Precisamos recomeçar a partir dessa distorção. Precisamos de um mecanismo de autocorreção que seja ágil, transparente e adequadamente punitivo quando necessário. As universidades devem estabelecer órgãos de denúncia independentes, com regras claras, anonimato garantido e tempos de resposta precisos: um sistema em que qualquer pessoa que descubra uma falha metodológica possa denunciá-la sem ter que se preparar para uma batalha burocrática. Na Itália, há um exemplo: a comissão criada há muito tempo pelo CNR, com a qual colaboro diretamente, um modelo que provou funcionar melhor do que as tentativas inconsistentes e ineficazes das universidades em muitas ocasiões.

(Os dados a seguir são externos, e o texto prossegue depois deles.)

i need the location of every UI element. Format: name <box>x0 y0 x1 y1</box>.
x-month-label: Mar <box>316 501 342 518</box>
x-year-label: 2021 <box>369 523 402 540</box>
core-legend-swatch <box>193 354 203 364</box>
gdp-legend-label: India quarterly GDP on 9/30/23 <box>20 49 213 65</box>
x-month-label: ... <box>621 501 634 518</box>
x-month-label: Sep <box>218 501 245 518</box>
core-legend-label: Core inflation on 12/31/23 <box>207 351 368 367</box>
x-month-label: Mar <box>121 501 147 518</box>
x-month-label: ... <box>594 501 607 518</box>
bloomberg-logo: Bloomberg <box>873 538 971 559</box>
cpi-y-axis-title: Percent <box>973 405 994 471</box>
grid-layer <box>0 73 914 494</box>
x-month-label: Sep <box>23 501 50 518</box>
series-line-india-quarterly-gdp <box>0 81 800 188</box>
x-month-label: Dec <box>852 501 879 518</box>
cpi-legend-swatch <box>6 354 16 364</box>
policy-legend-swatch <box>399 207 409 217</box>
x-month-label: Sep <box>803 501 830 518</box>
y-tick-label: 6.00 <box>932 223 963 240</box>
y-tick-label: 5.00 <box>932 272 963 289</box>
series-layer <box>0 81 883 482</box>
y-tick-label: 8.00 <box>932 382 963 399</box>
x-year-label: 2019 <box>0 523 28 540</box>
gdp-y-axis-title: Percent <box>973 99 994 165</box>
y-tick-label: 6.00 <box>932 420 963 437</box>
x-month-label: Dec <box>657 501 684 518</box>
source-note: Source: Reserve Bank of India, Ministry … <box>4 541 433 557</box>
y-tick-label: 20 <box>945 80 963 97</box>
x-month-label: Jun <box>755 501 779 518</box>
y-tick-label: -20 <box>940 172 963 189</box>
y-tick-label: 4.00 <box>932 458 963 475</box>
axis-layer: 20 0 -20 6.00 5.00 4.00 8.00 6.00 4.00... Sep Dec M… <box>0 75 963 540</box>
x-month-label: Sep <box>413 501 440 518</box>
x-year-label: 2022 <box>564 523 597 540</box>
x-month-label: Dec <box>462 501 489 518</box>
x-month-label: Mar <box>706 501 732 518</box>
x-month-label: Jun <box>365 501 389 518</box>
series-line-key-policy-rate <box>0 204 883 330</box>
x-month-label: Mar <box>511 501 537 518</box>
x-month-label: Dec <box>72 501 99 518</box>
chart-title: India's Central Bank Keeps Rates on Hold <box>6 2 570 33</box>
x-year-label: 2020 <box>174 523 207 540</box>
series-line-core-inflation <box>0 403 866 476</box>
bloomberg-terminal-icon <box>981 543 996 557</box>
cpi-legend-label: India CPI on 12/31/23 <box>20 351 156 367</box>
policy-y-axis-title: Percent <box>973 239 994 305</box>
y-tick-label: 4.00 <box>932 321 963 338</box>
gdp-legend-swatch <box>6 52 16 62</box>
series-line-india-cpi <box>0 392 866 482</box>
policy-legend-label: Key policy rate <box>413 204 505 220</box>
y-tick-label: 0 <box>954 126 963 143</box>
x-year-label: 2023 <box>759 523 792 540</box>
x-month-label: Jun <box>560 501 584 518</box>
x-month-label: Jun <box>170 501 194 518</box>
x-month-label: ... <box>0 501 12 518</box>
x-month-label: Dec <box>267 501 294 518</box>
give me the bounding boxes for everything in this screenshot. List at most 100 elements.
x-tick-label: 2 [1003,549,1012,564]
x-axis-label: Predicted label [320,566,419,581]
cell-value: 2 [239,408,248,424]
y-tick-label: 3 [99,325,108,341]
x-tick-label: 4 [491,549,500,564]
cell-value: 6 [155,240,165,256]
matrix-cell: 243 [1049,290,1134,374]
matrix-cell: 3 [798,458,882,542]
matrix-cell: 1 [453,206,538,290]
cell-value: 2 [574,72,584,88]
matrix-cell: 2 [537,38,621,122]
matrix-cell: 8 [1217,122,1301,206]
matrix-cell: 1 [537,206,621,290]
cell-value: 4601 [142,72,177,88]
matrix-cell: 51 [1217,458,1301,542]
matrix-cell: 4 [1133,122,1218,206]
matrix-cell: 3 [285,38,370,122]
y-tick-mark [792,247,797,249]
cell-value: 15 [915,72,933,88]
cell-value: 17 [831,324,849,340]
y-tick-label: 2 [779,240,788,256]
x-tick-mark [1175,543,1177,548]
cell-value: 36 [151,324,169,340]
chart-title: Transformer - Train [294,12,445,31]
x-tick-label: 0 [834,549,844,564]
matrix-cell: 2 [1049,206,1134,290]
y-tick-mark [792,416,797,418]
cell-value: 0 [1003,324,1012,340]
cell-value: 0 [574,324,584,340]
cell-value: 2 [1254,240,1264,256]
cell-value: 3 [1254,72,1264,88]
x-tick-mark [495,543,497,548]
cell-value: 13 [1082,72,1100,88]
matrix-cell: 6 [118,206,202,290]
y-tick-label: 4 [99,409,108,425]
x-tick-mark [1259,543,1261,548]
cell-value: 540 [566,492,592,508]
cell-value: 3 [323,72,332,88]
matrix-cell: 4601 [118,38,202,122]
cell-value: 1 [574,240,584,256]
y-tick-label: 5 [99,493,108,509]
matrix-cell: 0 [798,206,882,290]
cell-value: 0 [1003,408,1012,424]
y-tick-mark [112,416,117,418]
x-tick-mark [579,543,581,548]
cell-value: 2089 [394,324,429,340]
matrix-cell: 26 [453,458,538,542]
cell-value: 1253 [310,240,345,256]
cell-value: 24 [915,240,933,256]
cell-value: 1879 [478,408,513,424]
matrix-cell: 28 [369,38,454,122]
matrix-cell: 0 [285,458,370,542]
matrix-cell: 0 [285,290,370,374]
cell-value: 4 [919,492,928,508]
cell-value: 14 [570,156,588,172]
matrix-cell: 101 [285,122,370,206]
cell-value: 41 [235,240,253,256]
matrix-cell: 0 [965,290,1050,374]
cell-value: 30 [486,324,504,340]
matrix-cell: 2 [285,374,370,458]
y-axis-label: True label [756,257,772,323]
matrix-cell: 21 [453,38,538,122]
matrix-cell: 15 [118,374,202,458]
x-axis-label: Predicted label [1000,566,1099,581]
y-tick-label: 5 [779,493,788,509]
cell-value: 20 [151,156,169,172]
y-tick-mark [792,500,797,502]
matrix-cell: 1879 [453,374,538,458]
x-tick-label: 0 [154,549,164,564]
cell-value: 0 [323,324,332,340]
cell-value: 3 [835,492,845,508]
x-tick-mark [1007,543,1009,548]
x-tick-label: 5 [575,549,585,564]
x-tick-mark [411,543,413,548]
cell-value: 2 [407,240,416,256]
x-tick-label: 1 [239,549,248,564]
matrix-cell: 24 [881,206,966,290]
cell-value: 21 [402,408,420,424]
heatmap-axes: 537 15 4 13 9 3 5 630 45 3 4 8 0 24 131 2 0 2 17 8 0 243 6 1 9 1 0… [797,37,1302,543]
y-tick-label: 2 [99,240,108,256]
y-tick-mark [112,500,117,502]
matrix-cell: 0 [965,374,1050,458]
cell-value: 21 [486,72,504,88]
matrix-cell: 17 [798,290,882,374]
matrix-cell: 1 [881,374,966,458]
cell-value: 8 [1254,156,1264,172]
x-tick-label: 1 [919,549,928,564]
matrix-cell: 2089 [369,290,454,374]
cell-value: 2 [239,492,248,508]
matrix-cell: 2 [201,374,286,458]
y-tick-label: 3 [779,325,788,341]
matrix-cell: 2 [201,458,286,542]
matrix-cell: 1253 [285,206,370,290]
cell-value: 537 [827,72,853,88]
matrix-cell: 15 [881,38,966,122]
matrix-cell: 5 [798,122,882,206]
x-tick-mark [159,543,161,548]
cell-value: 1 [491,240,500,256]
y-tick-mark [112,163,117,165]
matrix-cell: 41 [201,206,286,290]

Os periódicos devem implementar procedimentos simplificados de correção de errata e retratação, acompanhados de explicações honestas e não inquisitoriais, para que os leitores entendam o que aconteceu sem recorrer a teorias da conspiração. Eles devem ser obrigados a fazê-lo, relatando os casos em que não corrigem (mesmo quando os autores solicitam retratações) e agindo de acordo ao selecionar os periódicos para submeter seus manuscritos à publicação. Naturalmente, é hora de exigir que os conselhos editoriais sejam protegidos pelas empresas proprietárias do periódico, sem que tenham que comprometer seus próprios recursos e enfrentar ameaças diretas, como acontece com muita frequência quando fraudadores se defendem vigorosamente.
Os financiadores públicos devem condicionar seus desembolsos à adoção efetiva de políticas de transparência institucional, protegendo a autonomia dos pesquisadores e, ao mesmo tempo, garantindo a boa adesão das universidades e laboratórios aos padrões exigidos. Isso se aplica especialmente a retratações e correções, que devem ser meritórias quando solicitadas pelos autores que as publicaram, em vez de estigmatizá-las (desde que, é claro, não haja problemas adicionais e, acima de tudo, distinguindo entre aqueles que denunciam as alegações e aqueles que cometeram fraude).
Somente restaurando a autocorreção da ciência ao seu valor como um passo necessário — e não como um escândalo a ser encoberto — seremos capazes de privar os demagogos políticos da matéria-prima para sua ofensiva anticientífica . A autocorreção deve ser novamente percebida como uma vantagem epistemológica competitiva, não como um risco a ser evitado: porque um sistema que não tem medo de expor suas próprias fraquezas é o único capaz de progredir. É aqui que a verdadeira defesa da pesquisa deve recomeçar: não protegendo a imagem deste ou daquele pesquisador, mas estabelecendo uma genuína cultura da evidência, na qual expor as rachaduras significa poder avançar melhor.